The recent increase in the number of foundation trusts within the NHS has brought about more capacity for autonomy with regard to AfC in response to specific local needs. Arguably, this has potential for influencing career progression among healthcare workers through the design of new ways of working and through offering alternative terms and conditions. The National Audit Office (2009) noted that as of January 2009 there were 169 acute trusts in England, 82 of which had foundation status. They also commented that the changing situation in the NHS could make the national AfC system redundant should trusts opt for local terms and conditions of service. They reported that one foundation trust had declined to introduce the KSF, and another was planning to move away from it. However The National Audit Office (2009) expressed the view that AfC would remain an important reference point for trusts in the changing NHS landscape.

2.9 Summary

AfC was the greatest overhaul of pay and conditions since the inception of the NHS. It was designed to introduce equity, facilitate career progression for healthcare staff, and improve patient services.
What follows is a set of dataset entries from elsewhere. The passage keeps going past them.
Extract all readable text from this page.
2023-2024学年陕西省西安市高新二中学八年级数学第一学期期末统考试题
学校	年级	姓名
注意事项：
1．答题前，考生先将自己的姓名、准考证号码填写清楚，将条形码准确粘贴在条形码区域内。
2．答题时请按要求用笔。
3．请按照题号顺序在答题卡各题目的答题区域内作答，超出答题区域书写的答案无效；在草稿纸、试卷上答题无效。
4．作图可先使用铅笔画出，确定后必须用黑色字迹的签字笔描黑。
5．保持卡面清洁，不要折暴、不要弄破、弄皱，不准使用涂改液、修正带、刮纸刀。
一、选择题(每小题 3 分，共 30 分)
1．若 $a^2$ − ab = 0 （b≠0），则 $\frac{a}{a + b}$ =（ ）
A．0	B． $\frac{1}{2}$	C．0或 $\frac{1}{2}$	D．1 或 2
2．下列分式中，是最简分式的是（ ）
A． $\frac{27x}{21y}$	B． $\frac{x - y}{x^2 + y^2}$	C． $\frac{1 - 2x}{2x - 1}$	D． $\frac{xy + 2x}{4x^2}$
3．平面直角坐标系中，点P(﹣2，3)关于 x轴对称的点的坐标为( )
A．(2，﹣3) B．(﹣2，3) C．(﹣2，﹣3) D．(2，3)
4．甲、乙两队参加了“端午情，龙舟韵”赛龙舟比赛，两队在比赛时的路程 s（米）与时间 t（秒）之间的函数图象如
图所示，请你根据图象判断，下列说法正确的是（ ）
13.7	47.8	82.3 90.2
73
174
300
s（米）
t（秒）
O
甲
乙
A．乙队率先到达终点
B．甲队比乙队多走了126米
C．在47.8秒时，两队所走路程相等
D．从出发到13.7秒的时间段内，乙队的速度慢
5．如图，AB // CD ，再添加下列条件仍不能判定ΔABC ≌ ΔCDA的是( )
Due primarily to an increase in working hours, a large proportion of radiographers were antagonistic towards AfC from the start and, unlike other healthcare professions, voted against it. However, the literature reveals that dissatisfaction with AfC has been widespread within the NHS and not confined to radiographers as a staff group. Much of the dissatisfaction appears to derive from individuals having been assigned to bands lower than anticipated. In addition, there are differences between the different groupings within the workforce: women workers appear more likely to have felt that their banding following AfC was fair than do male workers, while workers from ethnic minority backgrounds are far more likely to feel that their banding was unfair than are white workers. Across the country, though, there are few differences in the proportions of workers who feel that AfC was poorly implemented, with around three-quarters of staff believing that AfC was not successfully implemented. Although AfC aims to reward clinical expertise, some studies indicate that a lack of vacancies and funding continue to prevent career progression.